On a semi-derelict site at the southern end of Blackfriars Road and fronting St George’s Circus, this group of residential buildings are designed to be read together as a block from which emerges a landmark, 28-storey masonry tower. The scheme has delivered 336 new homes of various tenures, all now occupied, including 56 social rent homes for Southwark council. It has transformed the area, reinstating Blackfriars Circus and introducing a modest and appropriate residential tower.

Chesterfield House

Entered by HUB

Comprising two buildings of 21 and 26 storeys linked by a seven-storey building, Chesterfield House has provided 239 high-quality build-to-rent homes in Wembley, north-west London. From day one HUB worked closely with local people to ensure the scheme responded to their needs. Feeling an exceptionally high standard of design was essential, it brought in Stirling prize-winner Maccreanor Lavington. The scheme successfully re-establishes the town centre’s importance and provides well-planned homes that meet local needs. 

Dudley House

Entered by Willmott Dixon / Child Graddon Lewis

As part of the regeneration of London’s Paddington Basin, Dudley House allows the wider community to benefit from 197 new affordable homes, a school for 840 pupils and other facilities, all contained within a footprint half the size of a football pitch. The fire at nearby Grenfell Tower occurred during construction of Dudley House, and while the latter’s cladding design and specification had already been passed by building control, a review was carried out and the specified solid insulation changed to mineral wool mid-construction, without cost implications.

Keybridge

Entered by Mount Anvil and FABRICA by A2Dominion

Keybridge is a collection of 598 studio, one-, two- and three-bed mixed-tenure homes in Vauxhall. Set across six buildings of varying heights, the scheme replaces the former BT Telephone Exchange building, which was known as the UK capital’s ugliest building. As well as homes, the development comprises a selection of cafes, shops and offices to enhance and support the economic stability of the area for future generations, while one acre is dedicated to new public space.

Mulberry Park

Entered by HTA Design

At the suburban edge of Bath, this family-focused neighbourhood of 700 homes forms part of a wider masterplan by HTA to redevelop the old Ministry of Defence site at Foxhill for local housing association Curo. This first phase of 275 homes establishes an avenue connecting to a new park for the wider Combe Down neighbourhood.

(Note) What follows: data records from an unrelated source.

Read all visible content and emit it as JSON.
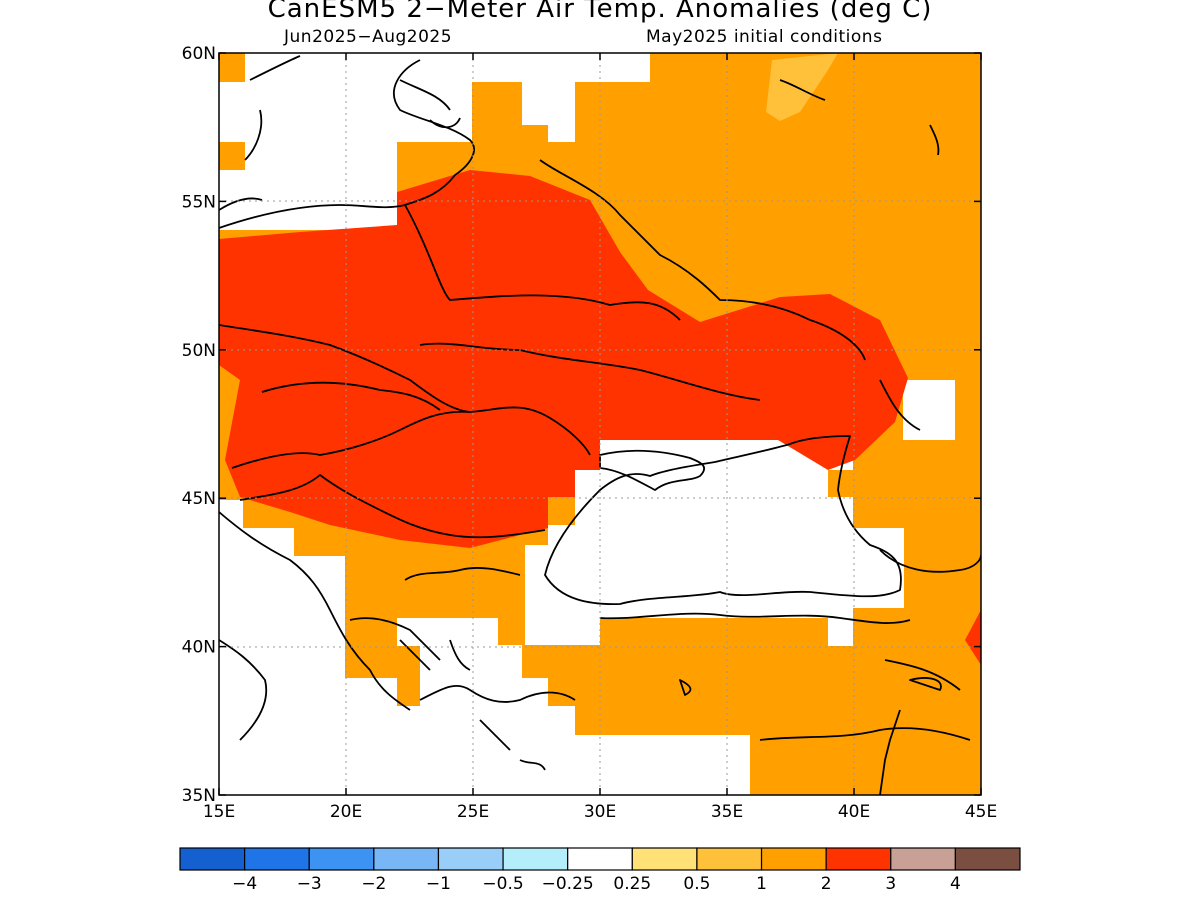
{
  "title": "CanESM5 2−Meter Air Temp. Anomalies (deg C)",
  "subtitle_left": "Jun2025−Aug2025",
  "subtitle_right": "May2025 initial conditions",
  "map": {
    "lon_range": [
      15,
      45
    ],
    "lat_range": [
      35,
      60
    ],
    "lon_ticks": [
      {
        "value": 15,
        "label": "15E"
      },
      {
        "value": 20,
        "label": "20E"
      },
      {
        "value": 25,
        "label": "25E"
      },
      {
        "value": 30,
        "label": "30E"
      },
      {
        "value": 35,
        "label": "35E"
      },
      {
        "value": 40,
        "label": "40E"
      },
      {
        "value": 45,
        "label": "45E"
      }
    ],
    "lat_ticks": [
      {
        "value": 60,
        "label": "60N"
      },
      {
        "value": 55,
        "label": "55N"
      },
      {
        "value": 50,
        "label": "50N"
      },
      {
        "value": 45,
        "label": "45N"
      },
      {
        "value": 40,
        "label": "40N"
      },
      {
        "value": 35,
        "label": "35N"
      }
    ],
    "gridlines": "dotted",
    "dominant_anomaly_bins": [
      {
        "range": "1 to 2",
        "color": "#ff9f00",
        "area": "most of the domain"
      },
      {
        "range": "2 to 3",
        "color": "#ff3300",
        "area": "central/eastern Europe, Ukraine, southern Russia"
      },
      {
        "range": "0.5 to 1",
        "color": "#ffc03a",
        "area": "small patch near 36-38E, 59-60N"
      }
    ]
  },
  "colorbar": {
    "colors": [
      "#1560d0",
      "#1f74e8",
      "#3d93f2",
      "#78b6f5",
      "#98cef8",
      "#b4eefa",
      "#ffffff",
      "#ffe177",
      "#ffc03a",
      "#ff9f00",
      "#ff3300",
      "#c8a096",
      "#7a4f42"
    ],
    "labels": [
      "−4",
      "−3",
      "−2",
      "−1",
      "−0.5",
      "−0.25",
      "0.25",
      "0.5",
      "1",
      "2",
      "3",
      "4"
    ]
  }
}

A range of housing types creates a varied place, providing greater choice for residents buying or renting, along with a new school and community centre.

Rochester Riverside

Entered by BPTW

This development on a large brownfield site beside the River Medway will eventually deliver more than 1,400 new homes and 8,000m² of commercial space. Across the first four phases of a seven-phase masterplan, BPTW developed a design for 656 homes of all tenures, working with HTA, which developed the original masterplan and undertook the design of 32 homes and commercial space within the first phase. The majority of homes are in walking distance of Rochester’s high-speed train station.

New Garden Quarter

Entered by Pollard Thomas Edwards

New Garden Quarter in Leyton, east London, provides a new neighbourhood of 471 mixed-tenure apartments around a major new car-free square. More than 45% of the homes are large, family flats of three bedrooms or more, across all tenures. The homes are highly energy-efficient, with excellent fabric performance and low carbon emissions, a 35% reduction beyond the requirements of Part L. An on-site combined heat and power plant feeds into every home, and all housing is topped with green and brown roofs and photovoltaics.